ENMWUA competes with five other rural water projects across the country for over $60 million in the plus-up funds to be distributed next month by Congress.
Ortega said he was expecting word on May 9 from the state’s Water Trust Board as to a requested $2.5 million in annual funds.
Whether FW2 becomes fully funded by next month or not, the authority will continue with the bidding and construction process, Lansford said.
“We’re going to award the contract and build as much as we can with the money that we have,” he told The News in an interview that followed the meeting. “If we get $5 million (next month) and we can build $20 million of the project, we’ll do that.”
Also at Thursday’s ENMWUA board meeting:
n Newly elected Portales Mayor Ron Jackson, whom the Portales City Council appointed to fill the board seat of the late Sharon King, was sworn in before the meeting and voted in unanimously as the new vice chairman.

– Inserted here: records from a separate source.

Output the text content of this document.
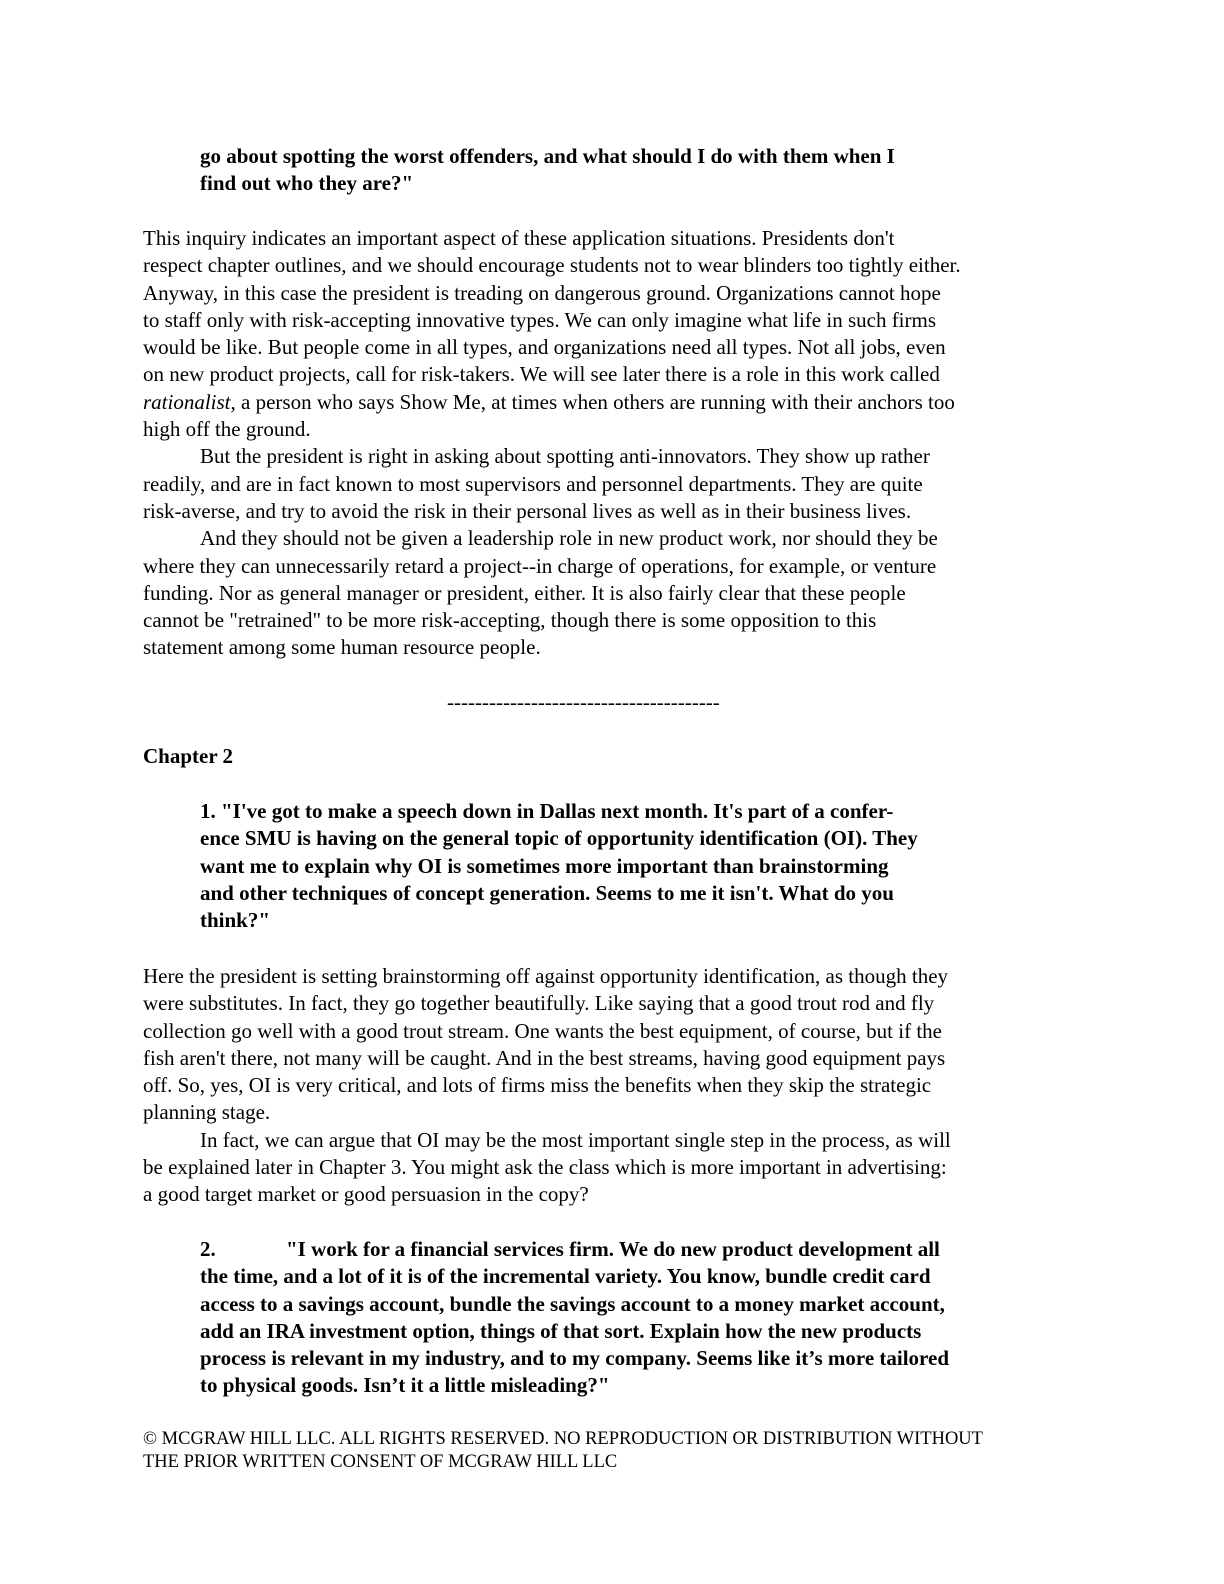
go about spotting the worst offenders, and what should I do with them when I
find out who they are?"
This inquiry indicates an important aspect of these application situations. Presidents don't
respect chapter outlines, and we should encourage students not to wear blinders too tightly either.
Anyway, in this case the president is treading on dangerous ground. Organizations cannot hope
to staff only with risk-accepting innovative types. We can only imagine what life in such firms
would be like. But people come in all types, and organizations need all types. Not all jobs, even
on new product projects, call for risk-takers. We will see later there is a role in this work called
rationalist, a person who says Show Me, at times when others are running with their anchors too
high off the ground.
But the president is right in asking about spotting anti-innovators. They show up rather
readily, and are in fact known to most supervisors and personnel departments. They are quite
risk-averse, and try to avoid the risk in their personal lives as well as in their business lives.
And they should not be given a leadership role in new product work, nor should they be
where they can unnecessarily retard a project--in charge of operations, for example, or venture
funding. Nor as general manager or president, either. It is also fairly clear that these people
cannot be "retrained" to be more risk-accepting, though there is some opposition to this
statement among some human resource people.
---------------------------------------
Chapter 2
1. "I've got to make a speech down in Dallas next month. It's part of a confer-
ence SMU is having on the general topic of opportunity identification (OI). They
want me to explain why OI is sometimes more important than brainstorming
and other techniques of concept generation. Seems to me it isn't. What do you
think?"
Here the president is setting brainstorming off against opportunity identification, as though they
were substitutes. In fact, they go together beautifully. Like saying that a good trout rod and fly
collection go well with a good trout stream. One wants the best equipment, of course, but if the
fish aren't there, not many will be caught. And in the best streams, having good equipment pays
off. So, yes, OI is very critical, and lots of firms miss the benefits when they skip the strategic
planning stage.
In fact, we can argue that OI may be the most important single step in the process, as will
be explained later in Chapter 3. You might ask the class which is more important in advertising:
a good target market or good persuasion in the copy?
2.	"I work for a financial services firm. We do new product development all
the time, and a lot of it is of the incremental variety. You know, bundle credit card
access to a savings account, bundle the savings account to a money market account,
add an IRA investment option, things of that sort. Explain how the new products
process is relevant in my industry, and to my company. Seems like it’s more tailored
to physical goods. Isn’t it a little misleading?"
© MCGRAW HILL LLC. ALL RIGHTS RESERVED. NO REPRODUCTION OR DISTRIBUTION WITHOUT
THE PRIOR WRITTEN CONSENT OF MCGRAW HILL LLC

Lansford recommended Jackson to accompany him and other board representatives on a trip May 8-11 to Washington, D.C. The trip will include meetings with the Bureau of Reclamation and possibly the Department of Agriculture, both in the interest of securing additional funding for the authority.
Jackson said he had to check his schedule.
n Ortega said he had a busy first month as the authority’s new administrator, including his qualification after a week of classes as a chief procurement officer.
n The board announced no action following a half-hour executive session regarding the acquisition of real estate.